The fourth wall became the perfect bridge between those worlds. It allowed the character to speak directly to the audience with the same honesty I look for in real people. She can explain herself in dialogue, but she can also just glance at us and reveal something messy, impulsive, or half-formed. Those moments set the tone and make the comedy feel rooted in her interior life, not just in punchlines.
The humour also felt right for the setting. House-sharing at that age is naturally funny: there are boundaries, loyalties, awkward timings and tiny domestic irritations that only matter because you care about the people involved. The fourth wall lets the audience become her confidant in all of that emotional negotiation, creating pace without losing authenticity.

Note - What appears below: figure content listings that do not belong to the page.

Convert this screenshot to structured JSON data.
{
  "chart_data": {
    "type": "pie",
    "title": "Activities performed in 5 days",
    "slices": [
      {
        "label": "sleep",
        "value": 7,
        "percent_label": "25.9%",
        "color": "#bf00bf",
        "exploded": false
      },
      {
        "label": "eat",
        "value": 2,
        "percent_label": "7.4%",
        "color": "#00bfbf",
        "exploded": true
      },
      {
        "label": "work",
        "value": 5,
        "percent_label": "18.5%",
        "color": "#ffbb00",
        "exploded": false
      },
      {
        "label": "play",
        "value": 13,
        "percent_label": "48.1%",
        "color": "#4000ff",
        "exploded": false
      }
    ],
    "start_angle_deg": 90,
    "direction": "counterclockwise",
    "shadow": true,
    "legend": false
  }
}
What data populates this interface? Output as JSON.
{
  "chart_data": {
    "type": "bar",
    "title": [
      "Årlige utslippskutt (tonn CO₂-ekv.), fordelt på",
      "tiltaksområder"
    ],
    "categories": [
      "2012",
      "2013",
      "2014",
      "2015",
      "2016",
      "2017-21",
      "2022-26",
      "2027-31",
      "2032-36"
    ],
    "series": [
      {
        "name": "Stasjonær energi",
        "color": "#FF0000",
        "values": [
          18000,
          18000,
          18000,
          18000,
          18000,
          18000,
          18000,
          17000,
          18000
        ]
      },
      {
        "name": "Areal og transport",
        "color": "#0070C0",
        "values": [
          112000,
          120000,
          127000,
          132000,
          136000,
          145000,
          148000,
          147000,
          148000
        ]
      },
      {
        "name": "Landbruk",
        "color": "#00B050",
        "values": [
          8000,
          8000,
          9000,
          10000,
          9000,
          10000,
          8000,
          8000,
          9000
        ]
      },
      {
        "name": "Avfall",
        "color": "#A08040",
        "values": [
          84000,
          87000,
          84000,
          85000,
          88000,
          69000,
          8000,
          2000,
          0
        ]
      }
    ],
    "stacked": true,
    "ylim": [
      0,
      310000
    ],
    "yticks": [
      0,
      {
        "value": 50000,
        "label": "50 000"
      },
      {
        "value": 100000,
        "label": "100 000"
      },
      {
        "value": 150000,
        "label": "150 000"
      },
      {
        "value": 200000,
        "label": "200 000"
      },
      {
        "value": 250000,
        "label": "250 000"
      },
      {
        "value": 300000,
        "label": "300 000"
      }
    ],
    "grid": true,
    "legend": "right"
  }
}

Coral> The one-day shoot shaped everything -- writing, blocking, shotlist, performance.
I designed the scenes so as much of the story as possible happened within single setups. You can see this especially in the dinner scene, where the reveal of the couple, the tension, and the housemate’s internal reaction all play out through whip pans and minimal movement. This came from necessity, but it actually created a really defined visual pace.
Because we didn’t have time for endless coverage or B-roll, the performances had to carry the heart and the humour. We protected time for that above anything else. Working closely with my DP, we planned shots that could hold multiple emotional beats, so we could keep the pace without sacrificing clarity or nuance. We prioritised anything that revealed relationship dynamics; everything else became secondary.

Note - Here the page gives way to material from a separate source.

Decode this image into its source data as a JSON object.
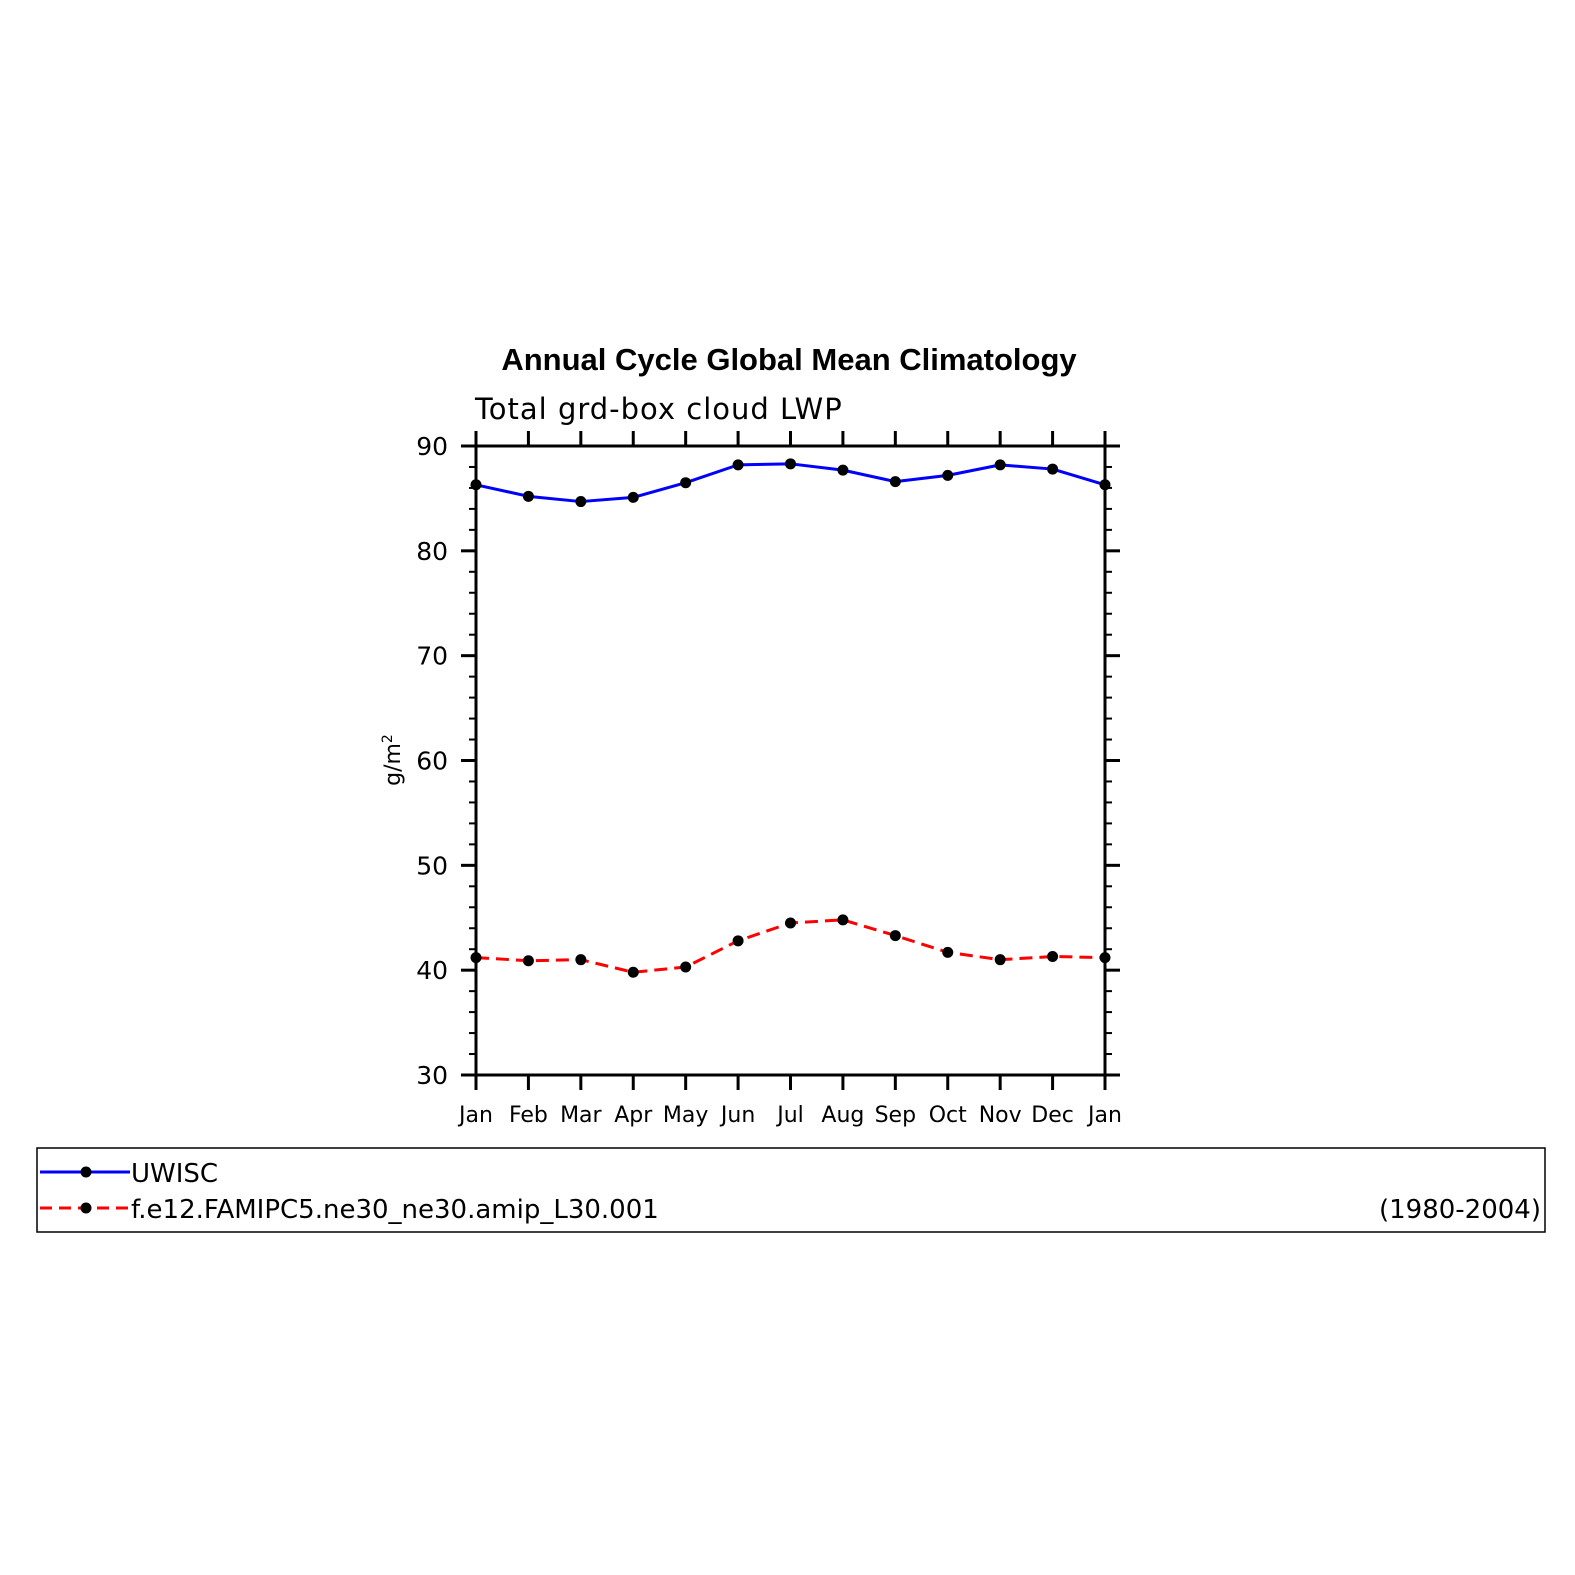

In a strange way, the constraint made the film sharper. It forced us into creative efficiency, and that ended up supporting the style of comedy we wanted.

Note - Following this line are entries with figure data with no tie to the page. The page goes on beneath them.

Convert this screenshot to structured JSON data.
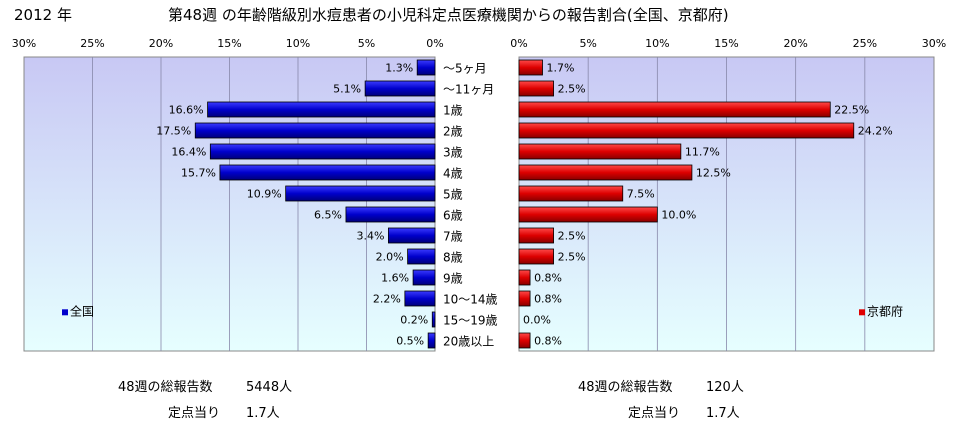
{
  "header": {
    "year_label": "2012 年",
    "title": "第48週 の年齢階級別水痘患者の小児科定点医療機関からの報告割合(全国、京都府)"
  },
  "colors": {
    "national_bar": "#0000cc",
    "kyoto_bar": "#e00000",
    "plot_bg_top": "#c8c8f4",
    "plot_bg_bottom": "#e6ffff",
    "grid": "#8888aa"
  },
  "chart_data": [
    {
      "type": "bar",
      "orientation": "horizontal",
      "direction": "right-to-left",
      "series": [
        {
          "name": "全国",
          "values": [
            1.3,
            5.1,
            16.6,
            17.5,
            16.4,
            15.7,
            10.9,
            6.5,
            3.4,
            2.0,
            1.6,
            2.2,
            0.2,
            0.5
          ]
        }
      ],
      "value_labels": [
        "1.3%",
        "5.1%",
        "16.6%",
        "17.5%",
        "16.4%",
        "15.7%",
        "10.9%",
        "6.5%",
        "3.4%",
        "2.0%",
        "1.6%",
        "2.2%",
        "0.2%",
        "0.5%"
      ],
      "xlim": [
        0,
        30
      ],
      "ticks": [
        "30%",
        "25%",
        "20%",
        "15%",
        "10%",
        "5%",
        "0%"
      ],
      "grid": true,
      "legend_position": "bottom-left"
    },
    {
      "type": "bar",
      "orientation": "horizontal",
      "direction": "left-to-right",
      "series": [
        {
          "name": "京都府",
          "values": [
            1.7,
            2.5,
            22.5,
            24.2,
            11.7,
            12.5,
            7.5,
            10.0,
            2.5,
            2.5,
            0.8,
            0.8,
            0.0,
            0.8
          ]
        }
      ],
      "value_labels": [
        "1.7%",
        "2.5%",
        "22.5%",
        "24.2%",
        "11.7%",
        "12.5%",
        "7.5%",
        "10.0%",
        "2.5%",
        "2.5%",
        "0.8%",
        "0.8%",
        "0.0%",
        "0.8%"
      ],
      "xlim": [
        0,
        30
      ],
      "ticks": [
        "0%",
        "5%",
        "10%",
        "15%",
        "20%",
        "25%",
        "30%"
      ],
      "grid": true,
      "legend_position": "bottom-right"
    }
  ],
  "categories": [
    "～5ヶ月",
    "～11ヶ月",
    "1歳",
    "2歳",
    "3歳",
    "4歳",
    "5歳",
    "6歳",
    "7歳",
    "8歳",
    "9歳",
    "10～14歳",
    "15～19歳",
    "20歳以上"
  ],
  "footer": {
    "national": {
      "total_label": "48週の総報告数",
      "total_value": "5448人",
      "per_label": "定点当り",
      "per_value": "1.7人"
    },
    "kyoto": {
      "total_label": "48週の総報告数",
      "total_value": "120人",
      "per_label": "定点当り",
      "per_value": "1.7人"
    }
  }
}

Coral> I needed someone who could balance humour with real emotional transparency. The narrator could easily become too annoyed or cynical, but the story only works if we still love her, if we feel like we’re experiencing the shift with her.
The moment Chloe walked in, she had that quality. She brought this wonderfully human, relatable charm to the character, sharp but warm, funny without pushing for jokes. She made the character feel like someone we’ve all known or been at some point in our twenties.
What impressed me most was how she let the audience in. She has this instinctive ability to communicate a thought mid-blink. It elevates the fourth-wall moments and makes them feel honest rather than performative. She gave the character so much more vulnerability and nuance than I even wrote on the page, she carried it beautifully.
Coral> Once I committed to a house-share world, comedy felt like the most truthful way to share the story. Shared living is full of tiny emotional negotiations: the toothbrush, the mug, the records. They aren’t dramatic events, but they’re rich with humour.
For me, comedy isn’t about the punchlines, it’s about honesty. It’s about recognising yourself in someone’s awkwardness or quiet frustration. That felt right for Habitat too. Their brand has a warmth and relatability to it that doesn't feel glossy or unattainable. So the humour needed to match that: it needed to be warm, observational and rooted in real emotion. It all needed to feel cohesive with Habitat’s aesthetic.

Coral> Absolutely. We always knew the film would live on platforms where people scroll quickly, so visual clarity mattered. Every frame needed to communicate tone and character within a couple of seconds.
We leaned into colour, texture, and strong composition to ensure each moment could stand alone as an image or a short loop. The hero shot of the chair, for example, was designed not just as a narrative turning point but as a quiet, loopable visual in its own right.
Essentially, we designed a film that works as a whole but also as a series of micro-moments, each with its own emotional clarity.